A origem das roupas íntimas é envolta em mistérios históricos, com as primeiras evidências surgindo na Grécia Antiga. Onde mulheres usavam faixas de tecido para suporte dos seios e uma espécie de algodão semelhante a fraldas como vestimenta inferior. É no século XIX, entretanto, que a história da lingerie começa a tomar forma mais reconhecível, com a invenção das “pantaloons” em 1800, semelhantes a shorts masculinos, em tons pastéis e que chegavam até os joelhos. Após algumas décadas, espartilhos e crinolinas trouxeram um ar romântico e sedutor à indumentária feminina. Marcando a era das peças íntimas como símbolo de status, restritas à nobreza e exigindo assistentes para sua colocação.

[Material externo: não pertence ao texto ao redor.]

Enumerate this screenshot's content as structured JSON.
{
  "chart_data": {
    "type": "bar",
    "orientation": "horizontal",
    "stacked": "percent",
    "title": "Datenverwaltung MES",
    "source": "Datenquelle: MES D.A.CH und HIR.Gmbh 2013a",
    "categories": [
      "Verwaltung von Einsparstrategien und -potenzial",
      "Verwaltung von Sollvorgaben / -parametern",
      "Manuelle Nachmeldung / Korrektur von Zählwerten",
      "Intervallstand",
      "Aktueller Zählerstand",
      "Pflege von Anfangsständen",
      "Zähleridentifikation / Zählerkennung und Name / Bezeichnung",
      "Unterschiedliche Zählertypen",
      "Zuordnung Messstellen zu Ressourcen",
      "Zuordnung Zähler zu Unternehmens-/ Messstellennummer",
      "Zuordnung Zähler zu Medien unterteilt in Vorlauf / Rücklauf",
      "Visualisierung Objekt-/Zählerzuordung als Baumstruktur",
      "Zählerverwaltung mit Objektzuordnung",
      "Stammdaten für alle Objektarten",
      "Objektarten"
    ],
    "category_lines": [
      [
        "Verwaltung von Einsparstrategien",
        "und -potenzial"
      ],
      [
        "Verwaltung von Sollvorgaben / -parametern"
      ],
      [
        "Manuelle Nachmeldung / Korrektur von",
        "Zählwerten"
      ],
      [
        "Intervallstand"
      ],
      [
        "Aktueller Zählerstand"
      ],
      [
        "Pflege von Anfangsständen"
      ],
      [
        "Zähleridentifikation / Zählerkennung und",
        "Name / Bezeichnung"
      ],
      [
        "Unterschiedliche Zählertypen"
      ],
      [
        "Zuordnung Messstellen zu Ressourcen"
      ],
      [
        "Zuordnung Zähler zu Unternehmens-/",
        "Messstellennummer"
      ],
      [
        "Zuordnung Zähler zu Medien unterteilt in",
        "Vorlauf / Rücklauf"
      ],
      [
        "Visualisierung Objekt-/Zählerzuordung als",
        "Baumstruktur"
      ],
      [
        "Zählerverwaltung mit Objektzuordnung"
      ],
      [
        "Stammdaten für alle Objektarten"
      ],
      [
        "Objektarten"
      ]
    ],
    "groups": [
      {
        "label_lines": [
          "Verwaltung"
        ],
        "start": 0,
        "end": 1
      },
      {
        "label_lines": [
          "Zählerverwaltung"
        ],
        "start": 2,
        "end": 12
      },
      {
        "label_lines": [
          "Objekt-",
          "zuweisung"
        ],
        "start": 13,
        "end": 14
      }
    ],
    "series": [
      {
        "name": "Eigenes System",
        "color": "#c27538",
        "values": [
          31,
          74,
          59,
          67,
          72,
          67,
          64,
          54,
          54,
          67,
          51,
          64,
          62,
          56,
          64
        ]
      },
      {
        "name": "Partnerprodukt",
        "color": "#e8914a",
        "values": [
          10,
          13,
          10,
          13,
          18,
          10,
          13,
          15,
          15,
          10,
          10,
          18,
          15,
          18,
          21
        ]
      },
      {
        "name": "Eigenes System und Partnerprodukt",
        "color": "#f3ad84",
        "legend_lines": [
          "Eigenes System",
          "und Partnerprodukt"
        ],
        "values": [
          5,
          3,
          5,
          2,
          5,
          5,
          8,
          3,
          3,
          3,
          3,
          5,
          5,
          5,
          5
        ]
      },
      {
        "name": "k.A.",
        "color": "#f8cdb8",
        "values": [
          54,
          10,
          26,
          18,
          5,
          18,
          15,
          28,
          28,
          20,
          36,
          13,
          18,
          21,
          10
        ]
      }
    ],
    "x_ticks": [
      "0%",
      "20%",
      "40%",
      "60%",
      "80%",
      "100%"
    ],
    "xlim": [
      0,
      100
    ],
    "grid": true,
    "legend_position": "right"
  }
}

No século XX, especialmente a partir dos anos 50, a lingerie moderna como conhecemos, composta por calcinhas e sutiãs, ganhou popularidade e um toque de sensualidade, impulsionada pelas atrizes da época. Portanto agora focamos no Brasil e na criação dos principais polos de confecção de lingerie, que começaram a se formar com histórias de empreendedorismo e superação.

Nova Friburgo: O Berço da Lingerie Brasileira
Nova Friburgo, localizada na região serrana do Rio de Janeiro, é conhecida como a capital da moda íntima brasileira. As atividades industriais na cidade começaram em 1911, com a instalação da fábrica da Triumph em 1937. Lúcia Loyola, uma ex-funcionária da Triumph, foi pioneira ao iniciar a confecção de lingerie em sua própria casa, impulsionada pela necessidade de cuidar de seus filhos. Como resultado, seu empreendimento familiar cresceu progressivamente, dando origem ao que hoje é um dos maiores polos de confecção de lingerie do país. Gerando 20 mil empregos diretos e indiretos e sendo responsável por 25% da produção nacional.
Outros Polos de Confecção pelo Brasil
- Juruaia (Minas Gerais): Também conhecida como a capital mineira da lingerie, Juruaia é um vibrante centro de produção, vendendo mais de 1,5 milhão de peças mensalmente e empregando milhares em suas confecções.
- Ilhota (Santa Catarina): Esta cidade destaca-se pela sua produção de moda íntima e praia, sendo grande parte de sua produção absorvida pelo mercado interno e 10% destinada à exportação.
- Taquaral (Goiás): Com uma população de apenas 6 mil habitantes, Taquaral surpreende com 120 confecções e 800 empregos diretos, movimentando 28 milhões anualmente.
- Franca (São Paulo): Tradicionalmente conhecida pela indústria de calçados, Franca tem se adaptado e também se destacado no setor de lingerie. Aproveitando a mão de obra disponível devido às mudanças no mercado de calçados.
Esses polos não apenas fornecem uma perspectiva sobre a confecção de lingerie, mas também sobre a resiliência e adaptabilidade das comunidades locais. Desse modo, em breve, exploraremos mais sobre os diversos nichos de mercado nas confecções brasileiras. Esperamos que vocês tenham se identificado e inspirado com essas histórias de sucesso!